Module: btccheckpoint

Description

The btccheckpoint module is responsible for recording and managing Babylon's state as checkpoints on the Bitcoin network.

Its main functionalities include the following:

  • Handling raw checkpoint submission requests

  • Processing Bitcoin SPV proofs for submitted checkpoints

  • Managing the life cycle of checkpoints (SEALED, SUBMITTED, CONFIRMED, FINALIZED)

  • Verifying and finalizing checkpoints

  • Distributing rewards for successfully submitted checkpoints

  • Actively updating checkpoint states whenever the btclightclient module receives a new header

Messages

MsgInsertBTCSpvProof

This message is processed by the btclightclient module and is used by a vigilante reporter to save a new checkpoint in the state.

When a Babylon node receives the MsgInsertBTCSpvProof message, it performs the following steps:

  1. Parse the raw checkpoint data from the proof. The structure of the raw checkpoint consists of the following types: 

type RawCheckpointSubmission struct {
    Reporter       sdk.AccAddress
    Proof1         ParsedProof
    Proof2         ParsedProof
    CheckpointData btctxformatter.RawBtcCheckpoint
}
 
type ParsedProof struct {
    BlockHash        types.BTCHeaderHashBytes
    Transaction      *btcutil.Tx
    TransactionBytes []byte
    TransactionIdx   uint32
    OpReturnData     []byte
}
 
type RawBtcCheckpoint struct {
    Epoch            uint64
    BlockHash        []byte
    BitMap           []byte
    SubmitterAddress []byte
    BlsSig           []byte
}

The node ensures that two proofs are included in a checkpoint submission due to the Bitcoin network's OP_RETURN data-length limit. It performs Merkle proof verification for each proof based on the Bitcoin-related data provided by the user.

It verifies that the transaction for each proof contains valid OP_RETURN data related to the checkpoint, specifically checking the tag specified by the Babylon chain and a version that meets or exceeds the required version. If all validity checks pass, generate the RawCheckpointSubmission.

  1. Validate against previously submitted data. The node extracts a SubmissionKey from the RawCheckpointSubmission and checks if the SubmissionKey has already been submitted; if so, it rejects the message.

  1. Return submission information. The node retrieves and returns the block depths of the submitted transactions, the most recent block hash, and the index of the submission within the most recent block.

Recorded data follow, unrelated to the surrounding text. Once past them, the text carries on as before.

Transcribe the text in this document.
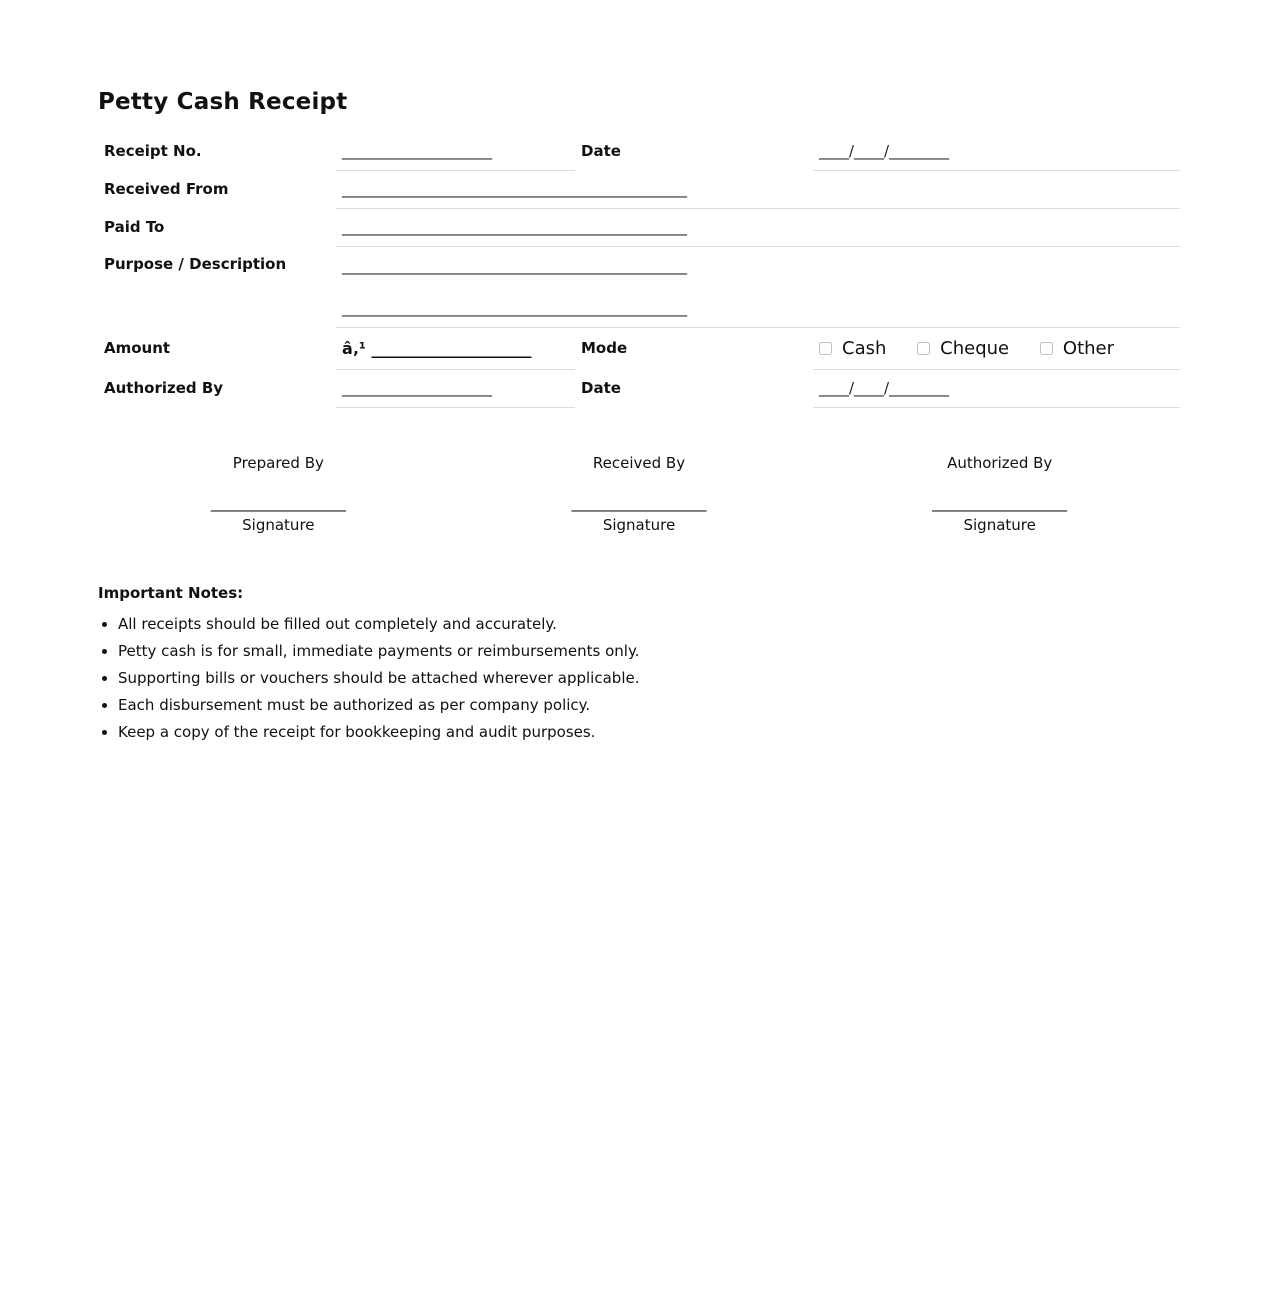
Petty Cash Receipt
Receipt No.	____________________	Date	____/____/________
Received From	______________________________________________		
Paid To	______________________________________________		
Purpose / Description	______________________________________________
______________________________________________		

Amount	â‚¹ ____________________	Mode	Cash
Cheque
Other

Authorized By	____________________	Date	____/____/________
Prepared By
__________________
Signature
Received By
__________________
Signature
Authorized By
__________________
Signature
Important Notes:
• All receipts should be filled out completely and accurately.
• Petty cash is for small, immediate payments or reimbursements only.
• Supporting bills or vouchers should be attached wherever applicable.
• Each disbursement must be authorized as per company policy.
• Keep a copy of the receipt for bookkeeping and audit purposes.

It verifies that the block hash of each submission exists in the btclightclient module.

  1. Verify checkpoint data. The node checks whether the checkpoint originates from a forked chain or is invalid. It validates if the checkpoint matches any stored checkpoint in the PreBlocker and is not in the Accumulating (voting) state. If so, it is considered a verified checkpoint. If not, assume it originates from a forked chain or is still in the Accumulating state.

    It uses the VerifyRawCheckpoint function to confirm 1) the checkpoint has valid validator signatures for the epoch, 2) validator power exceeds two-thirds of the total power, and 3) the BLS signature is valid. It compares the block hash indicated by the raw check. If not, it assumes it originates from a forked chain and is invalid.

  2. Check ancestors. Once the checkpoint is validated, the node calls the checkAncestors function to ensure it is older than the latest transaction submitted to the Bitcoin network for the previous epoch.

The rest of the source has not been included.